Economic Considerations in Supplying Earth Observation Data from Space (ENR91-11), M.K. Macauley, M.A. Toman. Considerations of economy and risk favor a small-scale, multiplatform approach to the Earth Observation System; suggests ways the private sector can play an important role in data collection.

Toward a Worldwide System of Tradeable Forest Protection and Management Obligations (ENR91-16), R.A. Sedjo, M.D. Bowes, $5.

Assessing the Impacts of Climate Change on Water Scarcity (ENR91-12), K.D. Frederick, $5.


Item #d91nov47

Environmental Externalities: An Overview of Theory and Practice (EPRI CU/EN-7294), May 1991, 60 pp., $200 (EPRI nonmembers). Elec. Power Res. Inst., Res. Rpt. Ctr., POB 50490, Palo Alto CA 94303 (415-965-4081).

Utilities and regulatory agencies are starting to consider the environmental impacts that occur as an unintended by-product of electricity production and use. This study presents analytical techniques and discusses the potential planning implications of environmental externalities.


Item #d91nov48

Developing a Strategy to Reduce CO2 Emissions--A Scoping Paper, 34 pp., Apr. 1991. Contact Min.

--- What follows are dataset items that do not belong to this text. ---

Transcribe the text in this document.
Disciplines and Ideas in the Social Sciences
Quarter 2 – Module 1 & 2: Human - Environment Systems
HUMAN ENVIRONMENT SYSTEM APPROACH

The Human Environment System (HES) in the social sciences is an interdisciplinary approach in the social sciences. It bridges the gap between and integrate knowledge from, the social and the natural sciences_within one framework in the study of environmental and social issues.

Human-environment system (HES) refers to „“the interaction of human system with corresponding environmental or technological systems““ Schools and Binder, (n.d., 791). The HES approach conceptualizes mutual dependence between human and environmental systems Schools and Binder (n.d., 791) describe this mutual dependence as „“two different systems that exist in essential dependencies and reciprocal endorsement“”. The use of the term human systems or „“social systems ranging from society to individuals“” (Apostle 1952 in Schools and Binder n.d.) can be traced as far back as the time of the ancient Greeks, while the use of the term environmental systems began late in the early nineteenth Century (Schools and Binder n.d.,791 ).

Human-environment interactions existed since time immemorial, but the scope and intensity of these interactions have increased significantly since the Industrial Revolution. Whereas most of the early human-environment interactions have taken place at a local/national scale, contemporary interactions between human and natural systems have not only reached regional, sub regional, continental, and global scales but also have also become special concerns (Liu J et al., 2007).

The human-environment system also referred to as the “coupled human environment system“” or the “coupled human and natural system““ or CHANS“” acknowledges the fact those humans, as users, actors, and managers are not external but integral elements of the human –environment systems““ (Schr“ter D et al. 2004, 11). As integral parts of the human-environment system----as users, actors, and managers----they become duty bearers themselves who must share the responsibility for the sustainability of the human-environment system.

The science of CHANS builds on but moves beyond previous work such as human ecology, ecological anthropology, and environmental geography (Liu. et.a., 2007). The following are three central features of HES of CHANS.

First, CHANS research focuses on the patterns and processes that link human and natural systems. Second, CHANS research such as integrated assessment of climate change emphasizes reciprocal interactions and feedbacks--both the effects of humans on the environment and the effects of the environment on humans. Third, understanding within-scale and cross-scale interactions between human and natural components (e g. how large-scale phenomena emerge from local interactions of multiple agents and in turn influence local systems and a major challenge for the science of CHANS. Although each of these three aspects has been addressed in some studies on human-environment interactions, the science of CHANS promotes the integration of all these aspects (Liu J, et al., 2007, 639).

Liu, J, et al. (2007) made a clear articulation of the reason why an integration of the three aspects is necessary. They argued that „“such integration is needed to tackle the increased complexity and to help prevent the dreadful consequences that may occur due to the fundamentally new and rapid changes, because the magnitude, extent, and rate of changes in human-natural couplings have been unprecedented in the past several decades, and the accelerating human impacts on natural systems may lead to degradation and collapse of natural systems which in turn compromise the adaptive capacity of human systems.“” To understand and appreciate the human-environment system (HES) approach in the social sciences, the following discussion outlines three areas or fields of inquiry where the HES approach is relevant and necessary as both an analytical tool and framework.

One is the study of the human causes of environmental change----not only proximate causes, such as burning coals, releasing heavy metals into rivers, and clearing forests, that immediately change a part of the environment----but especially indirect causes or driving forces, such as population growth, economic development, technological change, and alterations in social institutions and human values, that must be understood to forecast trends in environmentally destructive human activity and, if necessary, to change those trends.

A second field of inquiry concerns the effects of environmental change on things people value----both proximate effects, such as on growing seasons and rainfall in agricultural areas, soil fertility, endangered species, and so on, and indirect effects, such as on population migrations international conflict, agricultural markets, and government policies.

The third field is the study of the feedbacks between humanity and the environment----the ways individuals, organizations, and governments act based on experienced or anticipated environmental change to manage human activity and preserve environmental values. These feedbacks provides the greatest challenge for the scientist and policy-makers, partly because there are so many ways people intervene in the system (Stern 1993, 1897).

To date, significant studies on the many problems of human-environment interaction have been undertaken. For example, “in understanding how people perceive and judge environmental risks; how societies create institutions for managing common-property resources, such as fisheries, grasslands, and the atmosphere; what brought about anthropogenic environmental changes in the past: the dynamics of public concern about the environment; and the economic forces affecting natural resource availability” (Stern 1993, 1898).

Environ., POB 10362, Wellington, New Zealand (tel: 04 734-090).

The New Zealand government aims to reduce CO2 emissions by 20% of 1990 levels by the year 2000. This paper, which sets out key issues and the initial work program, is the basis for a scoping report to be presented to the Cabinet and will assist departments with planning.


Item #d91nov49

Global Climate Change, F. Reinhardt, 34 pp., 1991, $23.50. Publ. Div., Harvard Bus. School, Soldier's Field Rd., Boston MA 02163 (617-495-6117).

A summary of global climate change science, impacts, costs, response strategies and their economic implications, and politics. Includes brief summaries for eight major nations. (See review in Global Environ. Change Rep., p. 7, Nov. 1, 1991.)